Me detuve un instante y miré atrás, hacia donde quedaba aquella casa. Vi las paredes agrietadas, el techo parcialmente hundido, los escombros esparcidos por todas partes como la huella de un golpe gigantesco. Vi la destrucción que mi propia risa había provocado, y sonreí. No era una sonrisa de crueldad, sino de fría y absoluta satisfacción. Aquello era solo el principio, una pequeña muestra de lo que era capaz. Si habían querido ver al destructor, les había concedido su deseo. Y aún no habían visto nada.

Seguí caminando hacia el hospital. Cada paso me acercaba más a él, y la furia que había ardido en mi pecho empezó a transformarse, lentamente, en algo más suave pero igual de intenso: un anhelo antiguo, profundo, que dolía en las entrañas. Mi hermano estaba allí, herido, frágil, solo entre extraños y paredes blancas. Y yo debía llegar a su lado antes de que algo más pudiera hacerle daño.

Entré en el hospital. El olor a desinfectante, flores marchitas y medicina llenó mis sentidos, un aroma frío y estéril que nada tenía que ver con el olor a lluvia y pino que él amaba. Caminé por el pasillo principal con paso firme, y las enfermeras, los médicos y los visitantes se apartaban instintivamente a mi paso, bajando la mirada sin saber por qué, sintiendo que había algo en mí que no encajaba entre aquellas paredes blancas y limpias, algo demasiado grande, demasiado antiguo para estar allí.

Y entonces la vi.

Estaba de pie en medio del pasillo, justo frente a la puerta de la habitación, sin haber entrado todavía. Miraba hacia la entrada, inquieta, dando pequeños pasos de un lado a otro, retorciéndose las manos, como si cada segundo de espera Fuera un año. Tenía el cabello suelto, un jersey descolorido y los ojos hinchados y rojos de tanto llorar. No había visto a nadie salir. No había entrado a la habitación. No había visto al verdadero Cástor tendido en la cama. Para ella, yo era él. Y en cuanto me vio llegar, sus ojos se iluminaron de golpe, con una luz tan pura y tan desesperada que casi me detuve en seco.

No retrocedió. No se quedó paralizada de miedo como todos los demás. Corrió hacia mí.

Sin dudarlo un instante, sin preguntar, sin vacilar, se lanzó a mis brazos y me abrazó con toda su fuerza, apretándose contra mí como si temiera que si me soltaba, desaparecería. Su respiración era agitada, su corazón latía desbocado contra mi pecho, y su calor, su aroma, su ternura… todo era sincero, sin ninguna mentira, sin ningún temor.

—¡Cástor! —exclamó, con la voz rota por el alivio, temblando entera—. Me dijeron que estabas grave… que habías caído desde muy alto… que podías no despertar nunca… ¡Pero qué bueno que estés bien! ¡Qué bueno que estés aquí! ¡No sabes cuánto te he echado de menos!

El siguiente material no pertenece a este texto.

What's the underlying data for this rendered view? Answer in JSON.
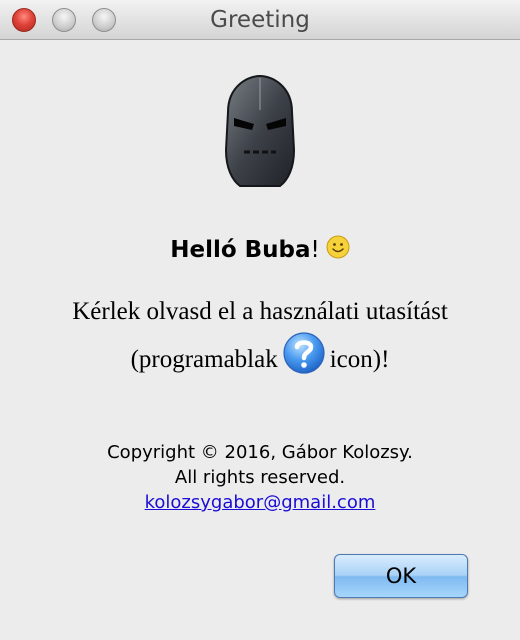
{
  "window": {
    "title": "Greeting",
    "controls": [
      "close",
      "minimize",
      "maximize"
    ]
  },
  "logo": {
    "icon": "iron-helmet-icon"
  },
  "greeting": {
    "prefix": "Helló ",
    "name": "Buba",
    "suffix": "!",
    "emoji_icon": "smiley-icon"
  },
  "instructions": {
    "line1": "Kérlek olvasd el a használati utasítást",
    "line2_before": "(programablak",
    "line2_after": "icon)!",
    "icon": "help-question-icon"
  },
  "copyright": {
    "line1": "Copyright © 2016, Gábor Kolozsy.",
    "line2": "All rights reserved.",
    "email": "kolozsygabor@gmail.com"
  },
  "ok_button": {
    "label": "OK"
  },
  "colors": {
    "accent": "#a9d2f6",
    "link": "#1a0dd6",
    "background": "#ececec"
  }
}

Me quedé completamente inmóvil bajo su abrazo, congelado. Nadie me había abrazado así en siglos. Nadie me había mirado con tanta luz y tanta esperanza. Nadie se había atrevido a tocarme sin miedo desde que el mundo era joven. Su calidez era real, su afecto era verdadero… y yo no era él. Yo no era el chico que ella amaba. Yo era el dios que lo había tomado su lugar.

Con infinita suavidad, puse mis manos sobre sus hombros y la alejé lentamente, sin brusquedad, pero con una firmeza que no admitía réplica. La miré a los ojos, y en mi mirada no había rastro de la sonrisa que llevaba fuera. Solo había seriedad, y una tristeza profunda que yo mismo no lograba comprender.

—Y tú… ¿quién eres? —pregunté, con voz baja y cuidadosa, como si temiera que las palabras mismas pudieran romperla.

Ella parpadeó, confundida, y la sonrisa que aún tenía en los labios se desvaneció poco a poco, reemplazada por una perplejidad dolorosa.

—¿Yo…? —susurró, como si no creyera lo que acababa de oír—. ¿Cástor? ¿No… no me reconoces?